This presentation will explore the use of microscale oxygen isotope analysis using SHRIMP to investigate seafloor hydration and subduction dehydration of the altered oceanic crust. Hydration reactions in the oceanic crust incorporate large volumes of bound water. The most significant of these is the serpentinization reaction, forming serpentine minerals through the hydration of olivine and orthopyroxene. Mineral-bound water within the altered oceanic crust is subsequently released through metamorphic dehydration within subduction zones, carrying with it a suite of major, minor and trace elements. I will illustrate the utility of in-situ oxygen isotope analyses to track fluid-rock interaction in two studies of natural sample suites: investigating seafloor serpentinization conditions, and tracking subduction fluid transfer within Jurassic oceanic crust within in the NW Italian Alps.
The temperature dependence of oxygen isotope fractionation between serpentine and water can be utilized to provide constraints on serpentinization environment. Targeted in-situ oxygen isotope analysis of seafloor serpentinites from the Atlantis Massif (30°N, Mid-Atlantic Ridge) has revealed significant oxygen isotope heterogeneity between individual serpentinization stages (e.g. serpentine mesh and veins). Using existing fractionation models, compositions of successive generations of serpentine are consistent with serpentinization over a temperature range from 150 to >280°C, with increasing water/rock ratios.

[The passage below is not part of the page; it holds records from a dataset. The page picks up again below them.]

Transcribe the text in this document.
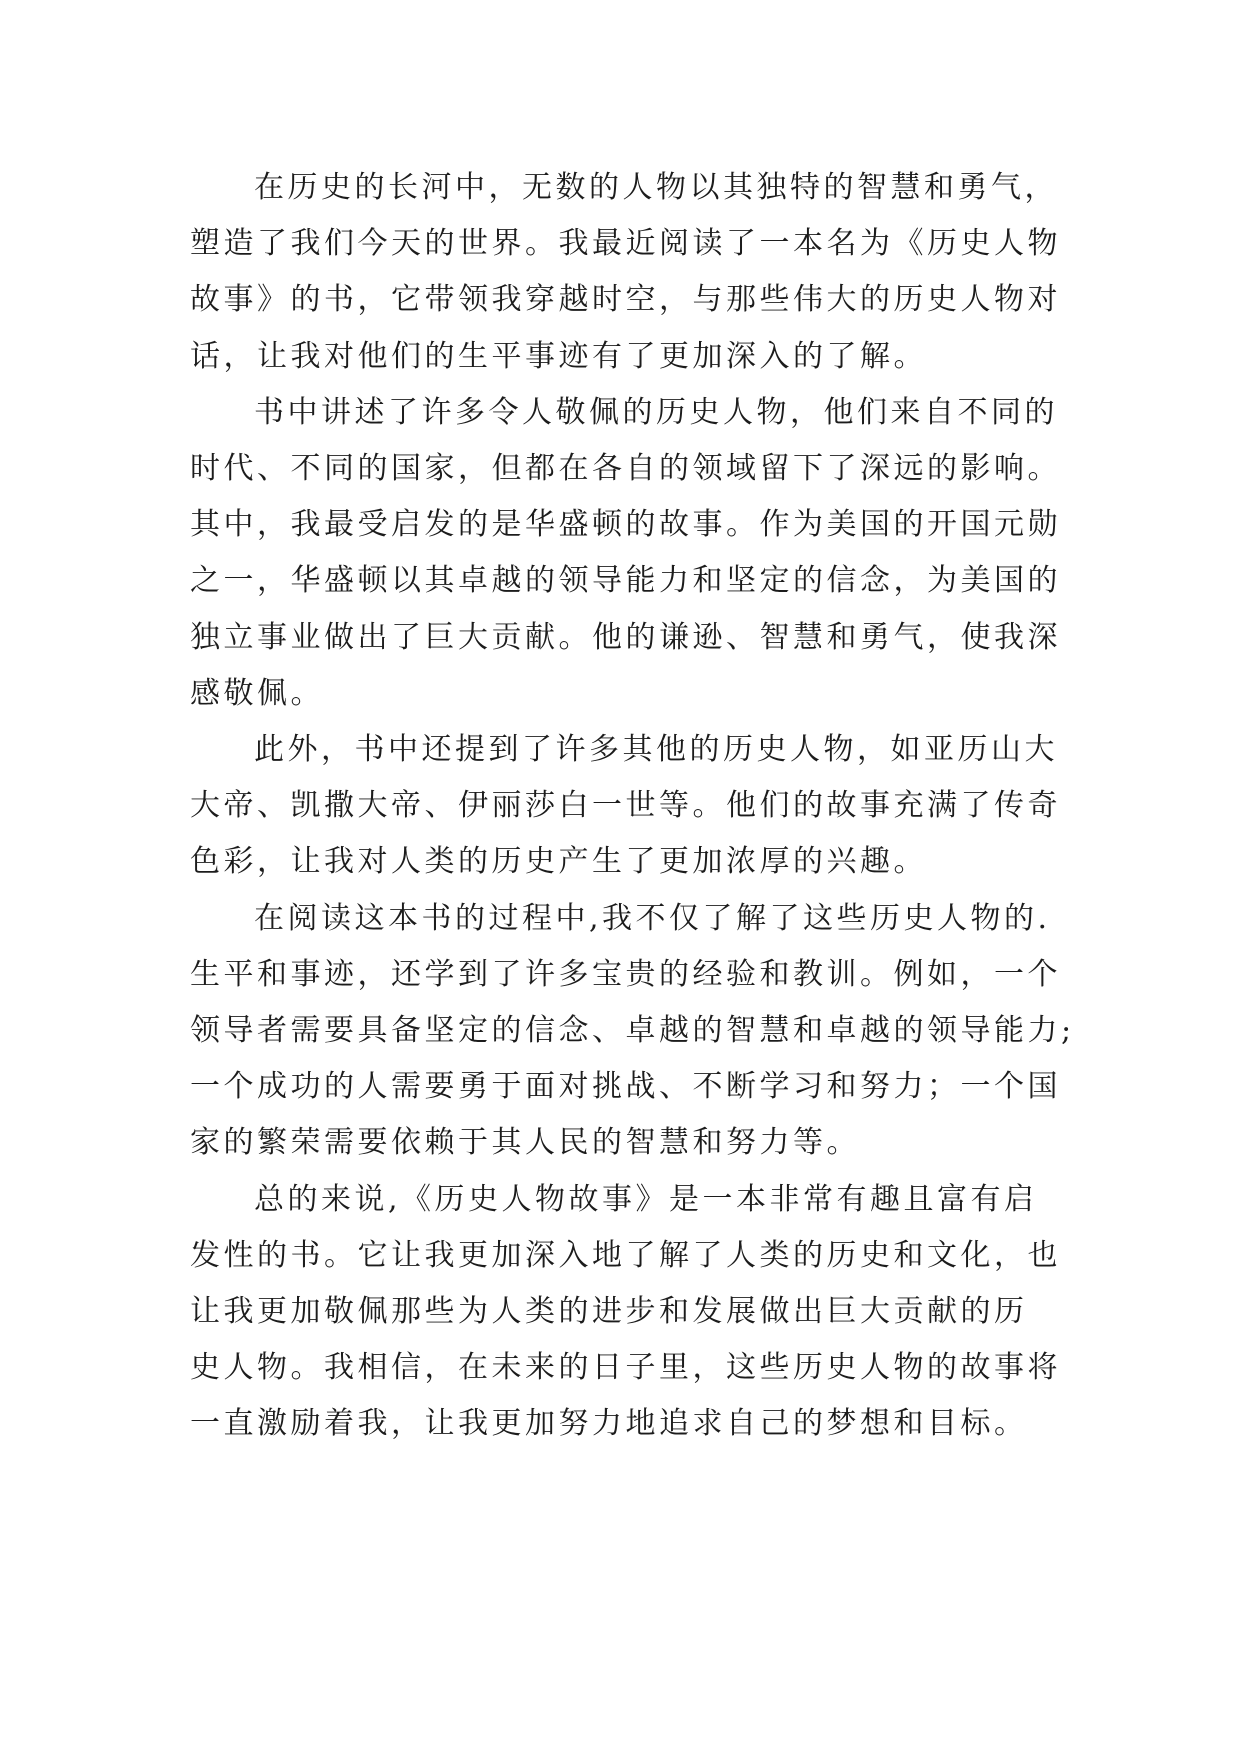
在历史的长河中，无数的人物以其独特的智慧和勇气，
塑造了我们今天的世界。我最近阅读了一本名为《历史人物
故事》的书，它带领我穿越时空，与那些伟大的历史人物对
话，让我对他们的生平事迹有了更加深入的了解。

书中讲述了许多令人敬佩的历史人物，他们来自不同的
时代、不同的国家，但都在各自的领域留下了深远的影响。
其中，我最受启发的是华盛顿的故事。作为美国的开国元勋
之一，华盛顿以其卓越的领导能力和坚定的信念，为美国的
独立事业做出了巨大贡献。他的谦逊、智慧和勇气，使我深
感敬佩。

此外，书中还提到了许多其他的历史人物，如亚历山大
大帝、凯撒大帝、伊丽莎白一世等。他们的故事充满了传奇
色彩，让我对人类的历史产生了更加浓厚的兴趣。

在阅读这本书的过程中,我不仅了解了这些历史人物的.
生平和事迹，还学到了许多宝贵的经验和教训。例如，一个
领导者需要具备坚定的信念、卓越的智慧和卓越的领导能力;
一个成功的人需要勇于面对挑战、不断学习和努力；一个国
家的繁荣需要依赖于其人民的智慧和努力等。

总的来说,《历史人物故事》是一本非常有趣且富有启
发性的书。它让我更加深入地了解了人类的历史和文化，也
让我更加敬佩那些为人类的进步和发展做出巨大贡献的历
史人物。我相信，在未来的日子里，这些历史人物的故事将
一直激励着我，让我更加努力地追求自己的梦想和目标。
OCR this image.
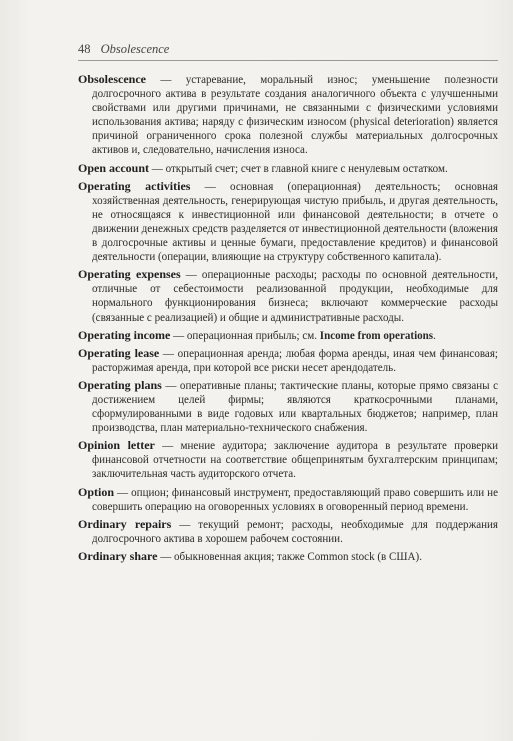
48 Obsolescence

Obsolescence — устаревание, моральный износ; уменьшение полезности долгосрочного актива в результате создания аналогичного объекта с улучшенными свойствами или другими причинами, не связанными с физическими условиями использования актива; наряду с физическим износом (physical deterioration) является причиной ограниченного срока полезной службы материальных долгосрочных активов и, следовательно, начисления износа.

Open account — открытый счет; счет в главной книге с ненулевым остатком.

Operating activities — основная (операционная) деятельность; основная хозяйственная деятельность, генерирующая чистую прибыль, и другая деятельность, не относящаяся к инвестиционной или финансовой деятельности; в отчете о движении денежных средств разделяется от инвестиционной деятельности (вложения в долгосрочные активы и ценные бумаги, предоставление кредитов) и финансовой деятельности (операции, влияющие на структуру собственного капитала).

Operating expenses — операционные расходы; расходы по основной деятельности, отличные от себестоимости реализованной продукции, необходимые для нормального функционирования бизнеса; включают коммерческие расходы (связанные с реализацией) и общие и административные расходы.

Operating income — операционная прибыль; см. Income from operations.

Operating lease — операционная аренда; любая форма аренды, иная чем финансовая; расторжимая аренда, при которой все риски несет арендодатель.

Operating plans — оперативные планы; тактические планы, которые прямо связаны с достижением целей фирмы; являются краткосрочными планами, сформулированными в виде годовых или квартальных бюджетов; например, план производства, план материально-технического снабжения.

Opinion letter — мнение аудитора; заключение аудитора в результате проверки финансовой отчетности на соответствие общепринятым бухгалтерским принципам; заключительная часть аудиторского отчета.

Option — опцион; финансовый инструмент, предоставляющий право совершить или не совершить операцию на оговоренных условиях в оговоренный период времени.

Ordinary repairs — текущий ремонт; расходы, необходимые для поддержания долгосрочного актива в хорошем рабочем состоянии.

Ordinary share — обыкновенная акция; также Common stock (в США).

Metamorphic dehydration fluids have geochemical signatures derived from their source lithologies, allowing fluid sources to be discriminated within heterogeneous reservoirs such as the subducted altered oceanic crust. An investigation of the metasedimentary cover within the subducted Jurassic upper oceanic crust uncovers previously undocumented metasomatism at peak metamorphic conditions. Strongly zoned metasedimentary garnets exhibit dramatic step-wise shifts in oxygen isotope composition. Garnets record at least two stages of external fluid infiltration at high pressure, likely sourced from nearby i) mafic and ii) ultramafic lithologies.